Congratulations, you’ve realised that using PPC gives you much more flexibility with your advertising and therefore your budget. If you’re new to the AdWords concept, you will need to get used to some new terminology that you may not have heard of, especially if this is the first time you have used AdWords. To get you started, we’ve put together a few such terms that you will need to remember.
Easy one to start with, search terms or search queries is what people type into Google. This is based on what the individual is looking for, be it products or services.
This is your battleplan. This is where you decide how to get your products or services to the people who are looking for them via your ads. A typical campaign will consist of three elements to ensure the people who are looking for your products see your ads.
1.Keywords-Grab a cup of coffee, sit down, relax and think about what your potential customers are typing into that search box. Put yourself in their shoes and think what search term you would use to search for your products. Easy.
2.Ads-This is where you put together your ad to rope prospective customers in. You can use a combination of image, video and text. Just remember that this ad has to describe your products or services along with how the customer is to respond to your ad (known as a Call to Action). You also need to show your key selling points. Now that is straight forward enough, but you have a limited space so you need to be pretty brief: You haven’t got a half page to get your products across like traditional marketing.
3.Targeting-This is the trigger for your ads. This involves several disciplines including, geographic area where you want your ads to appear, keywords and language to name but three.
This is the number of times that your ad displays. You can now understand why your ad needs to be well constructed (See 2. above). If the content gets the attention of a prospective customer, then hopefully they will click the link and go to your website.
Average Cost Per Click (CPC)
CPC defines the average revenue a publisher receives each time a user clicks an advertisement link. Average CPC is very useful as you can see how well your campaign is performing and make any appropriate adjustments.
This is most important. A landing page on your site is where the link on your ad points. When the customer clicks on the ad, he is taken to the landing page, which is relevant to the content on the ad.

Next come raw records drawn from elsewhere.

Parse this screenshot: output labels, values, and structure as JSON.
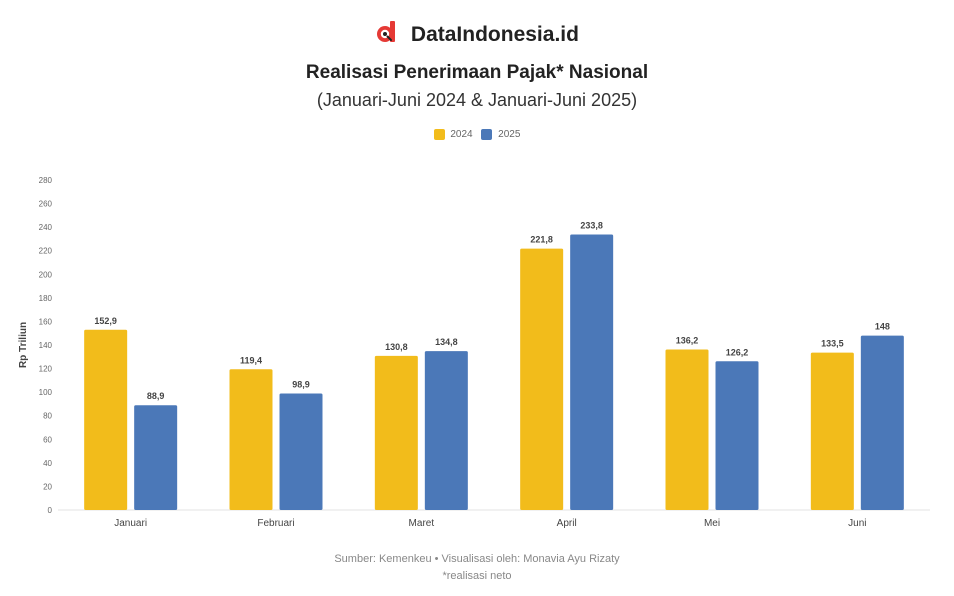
{
  "brand": {
    "name": "DataIndonesia.id",
    "icon": "dataindonesia-logo-icon",
    "color": "#e53935"
  },
  "chart_data": {
    "type": "bar",
    "title": "Realisasi Penerimaan Pajak* Nasional",
    "subtitle": "(Januari-Juni 2024 & Januari-Juni 2025)",
    "ylabel": "Rp Triliun",
    "xlabel": "",
    "ylim": [
      0,
      280
    ],
    "yticks": [
      0,
      20,
      40,
      60,
      80,
      100,
      120,
      140,
      160,
      180,
      200,
      220,
      240,
      260,
      280
    ],
    "grid": false,
    "legend_position": "top-center",
    "categories": [
      "Januari",
      "Februari",
      "Maret",
      "April",
      "Mei",
      "Juni"
    ],
    "series": [
      {
        "name": "2024",
        "color": "#f2bc1b",
        "values": [
          152.9,
          119.4,
          130.8,
          221.8,
          136.2,
          133.5
        ],
        "labels": [
          "152,9",
          "119,4",
          "130,8",
          "221,8",
          "136,2",
          "133,5"
        ]
      },
      {
        "name": "2025",
        "color": "#4b78b8",
        "values": [
          88.9,
          98.9,
          134.8,
          233.8,
          126.2,
          148
        ],
        "labels": [
          "88,9",
          "98,9",
          "134,8",
          "233,8",
          "126,2",
          "148"
        ]
      }
    ]
  },
  "footer": {
    "source": "Sumber: Kemenkeu • Visualisasi oleh: Monavia Ayu Rizaty",
    "note": "*realisasi neto"
  }
}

Ads versus Organic Listings
If you are a first time user of AdWords, you may be a little confused regarding organic and ad results. Organic will show you results that are based on a search phrase entered into Google. These are not paid results and depending on how search engine friendly your site is dictates your position in that ranking. Ads are similar in as much as it is based on the search query, and on your ad and its criteria (see 3. Targeting). Ads on search results can appear to the left of the main body (Organic results), on top of the main body or at the bottom.
Once you get to grips with the above, you’re on the way to a successful AdWords campaign.